Chemistry Department M.V. Lomonosov Moscow State University, Leninskie gory 1-3, Moscow, 119991 Russian Federation, Russia.
Curr Med Chem. 2013;20(38):4836-43. doi: 10.2174/09298673113206660283.
G-quadruplex based DNA aptamers for human thrombin are promising pharmaceuticals as anticoagulants. Initially discovered 15-mer DNA aptamer (15-TBA) has a minimal G-quadruplex structure which is able to inhibit thrombin. 15-TBA was modified and extended to improve aptamer activity and in vivo stability providing 31-TBA, NU172, RA-36, and some others as successful examples. In this paper an interplay between G-quadruplex (pharmacophore module) and additional modules has been studied. An original turbidimetric assay and conventional coagulation tests were applied to evaluate both inhibitory activity and type of inhibiting for aptamers constructed by exchanging the modules between 31- TBA and NU172. Additional modules strongly affect pharmacophore module inhibitory activity either enhancing or reducing it. RA-36 aptamer has two putative pharmacophore entities which also interplay being functionally non-equal. 5'- truncated RA-36 has half of the activity of RA-36, and the same as for 15-TBA. On the contrary 3'-truncated RA-36 has intermediate activity in between 15-TBA and RA-36. These results indicate fine regulation of G-quadruplex inhibitory activity by additional modules, as well as non-trivial behavior of joined pharmacophore modules.

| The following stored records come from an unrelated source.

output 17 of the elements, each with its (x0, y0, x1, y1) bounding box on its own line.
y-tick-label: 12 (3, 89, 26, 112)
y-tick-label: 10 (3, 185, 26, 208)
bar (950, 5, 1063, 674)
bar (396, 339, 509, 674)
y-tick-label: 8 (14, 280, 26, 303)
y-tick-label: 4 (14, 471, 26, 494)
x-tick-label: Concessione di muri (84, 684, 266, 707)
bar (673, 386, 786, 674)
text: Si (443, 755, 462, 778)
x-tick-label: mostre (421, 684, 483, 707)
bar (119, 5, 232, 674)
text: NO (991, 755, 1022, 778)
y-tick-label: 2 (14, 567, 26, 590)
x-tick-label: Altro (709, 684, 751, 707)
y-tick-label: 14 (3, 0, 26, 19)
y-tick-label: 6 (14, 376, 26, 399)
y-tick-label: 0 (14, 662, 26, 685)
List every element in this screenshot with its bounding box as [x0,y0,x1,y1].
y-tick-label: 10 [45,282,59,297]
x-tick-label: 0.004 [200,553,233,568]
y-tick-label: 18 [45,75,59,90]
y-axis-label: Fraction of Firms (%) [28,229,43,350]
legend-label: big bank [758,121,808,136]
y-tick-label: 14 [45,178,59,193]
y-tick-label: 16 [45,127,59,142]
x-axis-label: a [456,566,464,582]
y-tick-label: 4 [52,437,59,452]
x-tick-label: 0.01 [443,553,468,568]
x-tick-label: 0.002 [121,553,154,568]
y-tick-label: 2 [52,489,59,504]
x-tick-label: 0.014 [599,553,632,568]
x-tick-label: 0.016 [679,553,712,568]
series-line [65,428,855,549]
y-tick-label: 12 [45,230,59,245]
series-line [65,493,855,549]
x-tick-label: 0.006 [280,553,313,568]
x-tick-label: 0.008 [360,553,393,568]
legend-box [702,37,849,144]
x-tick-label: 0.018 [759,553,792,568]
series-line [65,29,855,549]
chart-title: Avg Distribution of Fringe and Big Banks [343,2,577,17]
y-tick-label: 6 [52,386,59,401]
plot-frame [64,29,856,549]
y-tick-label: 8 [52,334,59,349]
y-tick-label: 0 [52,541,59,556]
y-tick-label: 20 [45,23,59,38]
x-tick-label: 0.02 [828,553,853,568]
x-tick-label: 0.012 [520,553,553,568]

基于 G-四链体的人凝血酶 DNA 适体作为抗凝剂具有广阔的应用前景。最初发现的 15 个碱基 DNA 适体(15-TBA)具有最小的 G-四链体结构,能够抑制凝血酶。15-TBA 经过修饰和扩展,以提高适体的活性和体内稳定性,提供了 31-TBA、NU172、RA-36 等成功的例子。本文研究了 G-四链体(药效团模块)和附加模块之间的相互作用。应用原始浊度测定法和常规凝血试验评估了在 31-TBA 和 NU172 之间交换模块构建的适体的抑制活性和抑制类型。附加模块强烈影响药效团模块的抑制活性,增强或降低其活性。RA-36 适体有两个假定的药效团实体,它们也相互作用,功能上不等同。5'-截断的 RA-36 的活性只有 RA-36 的一半,与 15-TBA 相同。相反,3'-截断的 RA-36 的活性介于 15-TBA 和 RA-36 之间。这些结果表明附加模块对 G-四链体抑制活性的精细调节,以及药效团模块的非平凡行为。